Around 1931, Giorgio de Chirico entered a transitional phase often referred to as his “neoclassical” period or “neo-Italian baroque”, marked by a return to traditional techniques and classical subjects. Having distanced himself definitively from the Parisian surrealists—despite having profoundly influenced their movement with his earlier metaphysical works—de Chirico turned to themes rooted in Renaissance and Baroque art, drawing inspiration from masters like Titian, Rubens, and Ingres.
During this time (circa 1930–1933), he produced a number of idealized female nudes, mythological compositions, and sculptural figures, often imbued with a calm theatricality and a sense of timeless beauty. Bagnante seduta (Seated Bather) is emblematic of this moment: the frontal pose, the classical serenity, and the soft modeling of the flesh reflect a deliberate return to the grandeur and discipline of historical painting. The work is not a simple academic exercise—it is a meditation on form, memory, and the enduring power of the figure.

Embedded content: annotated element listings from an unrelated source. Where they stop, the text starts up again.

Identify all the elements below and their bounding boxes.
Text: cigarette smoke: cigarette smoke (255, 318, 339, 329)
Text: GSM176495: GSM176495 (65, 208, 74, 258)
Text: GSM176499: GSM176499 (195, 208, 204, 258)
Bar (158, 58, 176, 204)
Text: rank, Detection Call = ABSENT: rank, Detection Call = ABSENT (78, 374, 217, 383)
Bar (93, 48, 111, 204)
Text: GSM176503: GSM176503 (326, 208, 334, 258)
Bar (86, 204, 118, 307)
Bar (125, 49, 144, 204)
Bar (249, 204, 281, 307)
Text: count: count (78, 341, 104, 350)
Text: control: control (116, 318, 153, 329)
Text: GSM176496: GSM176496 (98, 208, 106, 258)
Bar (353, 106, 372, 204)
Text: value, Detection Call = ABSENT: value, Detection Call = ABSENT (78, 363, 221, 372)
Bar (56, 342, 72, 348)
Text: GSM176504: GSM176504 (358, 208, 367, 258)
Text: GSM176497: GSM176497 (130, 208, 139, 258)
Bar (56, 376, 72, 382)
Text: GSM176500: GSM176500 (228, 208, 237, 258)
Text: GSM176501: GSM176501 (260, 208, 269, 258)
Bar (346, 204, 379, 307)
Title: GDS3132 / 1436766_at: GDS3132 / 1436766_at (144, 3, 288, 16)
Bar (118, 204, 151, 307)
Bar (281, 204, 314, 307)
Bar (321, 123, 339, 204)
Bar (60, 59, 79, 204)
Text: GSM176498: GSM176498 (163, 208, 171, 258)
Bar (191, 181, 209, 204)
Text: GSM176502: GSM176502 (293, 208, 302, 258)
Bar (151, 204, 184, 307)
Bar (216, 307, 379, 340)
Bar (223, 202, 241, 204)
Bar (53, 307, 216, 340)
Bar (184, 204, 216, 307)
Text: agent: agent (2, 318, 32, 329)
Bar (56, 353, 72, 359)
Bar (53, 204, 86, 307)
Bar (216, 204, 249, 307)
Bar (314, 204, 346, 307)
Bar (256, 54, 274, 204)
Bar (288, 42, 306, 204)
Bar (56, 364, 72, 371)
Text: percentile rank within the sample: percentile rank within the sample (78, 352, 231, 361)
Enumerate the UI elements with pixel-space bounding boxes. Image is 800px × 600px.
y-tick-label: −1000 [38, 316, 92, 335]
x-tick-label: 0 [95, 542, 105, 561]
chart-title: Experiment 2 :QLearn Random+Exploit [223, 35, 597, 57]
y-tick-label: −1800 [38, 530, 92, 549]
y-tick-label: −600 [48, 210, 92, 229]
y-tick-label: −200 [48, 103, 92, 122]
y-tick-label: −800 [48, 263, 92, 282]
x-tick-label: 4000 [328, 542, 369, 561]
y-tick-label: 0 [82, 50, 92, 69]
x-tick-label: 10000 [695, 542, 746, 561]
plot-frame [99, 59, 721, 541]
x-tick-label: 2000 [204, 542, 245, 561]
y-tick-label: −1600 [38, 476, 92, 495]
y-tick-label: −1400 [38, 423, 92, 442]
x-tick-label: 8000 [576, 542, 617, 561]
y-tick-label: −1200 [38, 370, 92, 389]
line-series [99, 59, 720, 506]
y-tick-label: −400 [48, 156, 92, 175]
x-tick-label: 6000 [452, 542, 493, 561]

Critics of the avant-garde saw this as a betrayal of modernism, but for de Chirico, it was a deliberate reaction against what he perceived as the decadence of contemporary art, and an affirmation of the eternal values of painting. Rather than abandon experimentation, he reoriented it towards the metaphysics of tradition, engaging in a paradoxical fusion of the eternal and the personal.
Today, this period is undergoing critical reevaluation. Far from being reactionary, it reveals a complex investigation into identity, myth, and the painter’s place in the long history of Western art.